Reputation: 25418
I am running a task in pseudo-distributed mode on my 4 core laptop. How can I ensure that all cores are effectively used. Currently my job tracker shows that only one job is executing at a time. Does that mean only one core is used?
The following are my configuration files.
conf/core-site.xml:
<configuration>
<property>
<name>fs.default.name</name>
<value>hdfs://localhost:9000</value>
</property>
</configuration>
conf/hdfs-site.xml:
<configuration>
<property>
<name>dfs.replication</name>
<value>1</value>
</property>
</configuration>
conf/mapred-site.xml:
<configuration>
<property>
<name>mapred.job.tracker</name>
<value>localhost:9001</value>
</property>
</configuration>
EDIT: As per the answer, I need to add the following properties in mapred-site.xml
<property>
<name>mapred.map.tasks</name>
<value>4</value>
</property>
<property>
<name>mapred.reduce.tasks</name>
<value>4</value>
</property>
Upvotes: 8
Views: 2856
Reputation: 33495
mapreduce.tasktracker.map.tasks.maximum
and mapreduce.tasktracker.reduce.tasks.maximum
properties control the number of map and reduce tasks per node.

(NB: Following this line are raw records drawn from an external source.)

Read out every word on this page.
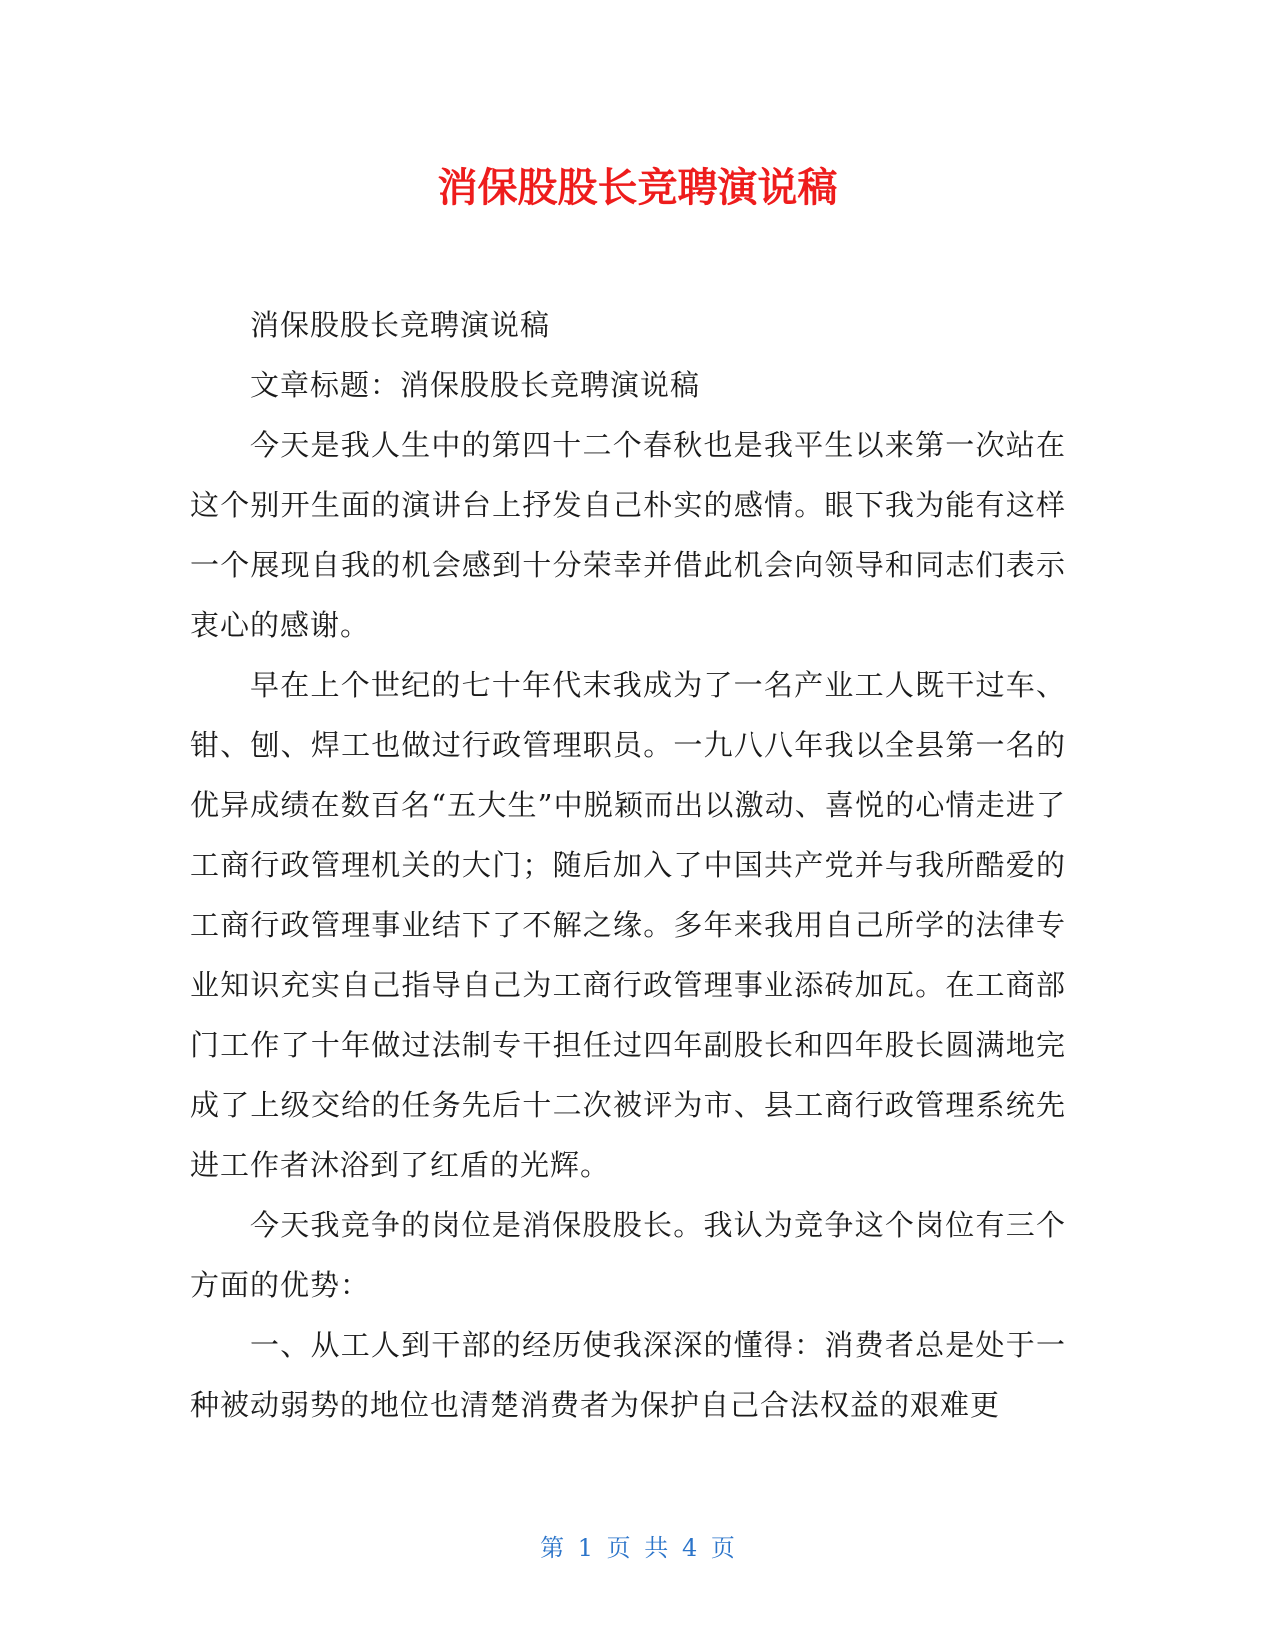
消保股股长竞聘演说稿

消保股股长竞聘演说稿

文章标题：消保股股长竞聘演说稿

今天是我人生中的第四十二个春秋也是我平生以来第一次站在这个别开生面的演讲台上抒发自己朴实的感情。眼下我为能有这样一个展现自我的机会感到十分荣幸并借此机会向领导和同志们表示衷心的感谢。

早在上个世纪的七十年代末我成为了一名产业工人既干过车、钳、刨、焊工也做过行政管理职员。一九八八年我以全县第一名的优异成绩在数百名“五大生”中脱颖而出以激动、喜悦的心情走进了工商行政管理机关的大门；随后加入了中国共产党并与我所酷爱的工商行政管理事业结下了不解之缘。多年来我用自己所学的法律专业知识充实自己指导自己为工商行政管理事业添砖加瓦。在工商部门工作了十年做过法制专干担任过四年副股长和四年股长圆满地完成了上级交给的任务先后十二次被评为市、县工商行政管理系统先进工作者沐浴到了红盾的光辉。

今天我竞争的岗位是消保股股长。我认为竞争这个岗位有三个方面的优势：

一、从工人到干部的经历使我深深的懂得：消费者总是处于一种被动弱势的地位也清楚消费者为保护自己合法权益的艰难更

第 1 页 共 4 页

For a 4 core processor, start with 2/2 and from there change the values if required. A slot is a map or a reduce slot, setting the values to 4/4 will make the Hadoop framework launch 4 map and 4 reduce tasks simultaneously. A total of 8 map and reduce tasks run at a time on a node.
mapred.map.tasks
and mapred.reduce.tasks
properties control the total number of map/reduce tasks for the job and not the # of tasks per node. Also, mapred.map.tasks
is a hint to the Hadoop framework and the total # of map tasks for the job equals the # of InputSplits.
Upvotes: 6
Reputation: 66886
mapred.map.tasks
and mapred.reduce.tasks
will control this, and (I believe) would be set in mapred-site.xml
. However this establishes these as cluster-wide defaults; more usually you would configure these on a per-job basis. You can set the same params on the java command line with -D
Upvotes: 3